River Without Mercy
by Lea Banks
For Mariatu Kamara
Giggling in the lunatic desert, girls play hide
and seek in the wadis, dry river beds. Mamas
down river, papas tend cattle.
A slight of safety binds them to this world.
One girl hid under an old junk car.
Boy soldiers, hawks, jagged arrows, tease
a pocket mouse out of the nest, stifle screams
with fists. The girl, their hardscrabble prey. Hips spread
wide by wrought muscle boys, tight spilling out
of their saw-tooth jeans. One parades down
the dumb dirt road, panties on his AK-47.

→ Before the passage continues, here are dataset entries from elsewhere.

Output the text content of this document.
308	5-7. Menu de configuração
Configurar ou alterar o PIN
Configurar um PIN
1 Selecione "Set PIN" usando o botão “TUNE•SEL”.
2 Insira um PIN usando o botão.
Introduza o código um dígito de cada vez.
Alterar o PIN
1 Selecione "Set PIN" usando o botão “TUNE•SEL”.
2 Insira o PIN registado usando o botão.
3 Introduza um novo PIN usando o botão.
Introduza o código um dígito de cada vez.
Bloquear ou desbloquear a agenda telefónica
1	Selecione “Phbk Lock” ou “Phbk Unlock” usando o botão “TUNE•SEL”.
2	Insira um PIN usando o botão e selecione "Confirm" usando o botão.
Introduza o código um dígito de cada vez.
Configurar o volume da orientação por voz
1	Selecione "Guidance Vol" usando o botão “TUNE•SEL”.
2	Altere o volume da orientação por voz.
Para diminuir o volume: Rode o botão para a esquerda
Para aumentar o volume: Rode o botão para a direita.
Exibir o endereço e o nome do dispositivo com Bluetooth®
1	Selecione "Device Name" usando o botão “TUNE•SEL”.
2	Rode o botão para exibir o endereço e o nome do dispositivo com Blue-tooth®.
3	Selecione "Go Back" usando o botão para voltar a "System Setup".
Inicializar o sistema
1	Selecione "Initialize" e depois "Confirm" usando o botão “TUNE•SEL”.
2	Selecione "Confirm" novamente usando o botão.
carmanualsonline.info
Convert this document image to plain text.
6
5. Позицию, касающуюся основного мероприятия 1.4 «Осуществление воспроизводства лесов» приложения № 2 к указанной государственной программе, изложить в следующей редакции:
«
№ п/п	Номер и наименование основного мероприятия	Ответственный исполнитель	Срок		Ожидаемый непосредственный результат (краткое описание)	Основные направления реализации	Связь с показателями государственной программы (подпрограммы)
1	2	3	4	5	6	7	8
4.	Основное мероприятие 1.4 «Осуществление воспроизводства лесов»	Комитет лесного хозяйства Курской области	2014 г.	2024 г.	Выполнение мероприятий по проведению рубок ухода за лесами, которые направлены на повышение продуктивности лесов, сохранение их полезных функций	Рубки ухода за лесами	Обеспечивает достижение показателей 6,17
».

The lead boy, Lord’s Resistance Army
with machete, a shark’s tooth
proud round his neck. The girl shrinks,
too small to batter: a tiny tick.
A language older than words, younger
than the boy’s flesh, steadies him as he slashes
her hand. Her hand clutches air
as it bullets on the dead sand,
tracked by a line of fat blood.
Her insides rinse red in the fragmentary river.
Broken gloved fingers stitched like ghost
hands, deep in the folds of her dress.
Lea Banks has published in several journals and anthologies including The Laurel Review, Connotation Press, Big River Poetry Review, Poetry Northwest, Sweet, and American Poetry Journal and recently was a fellow at the Vermont Studio Center. She’s been nominated twice for the Pushcart Prize and is the author of All of Me, (Booksmyth Press, 2008). Lea Banks lives in Gill, MA and is the founder of the Collected Poets Series in Shelburne Falls. She also is the Poetry Coordinator for the Brattleboro Literary Festival in Vermont.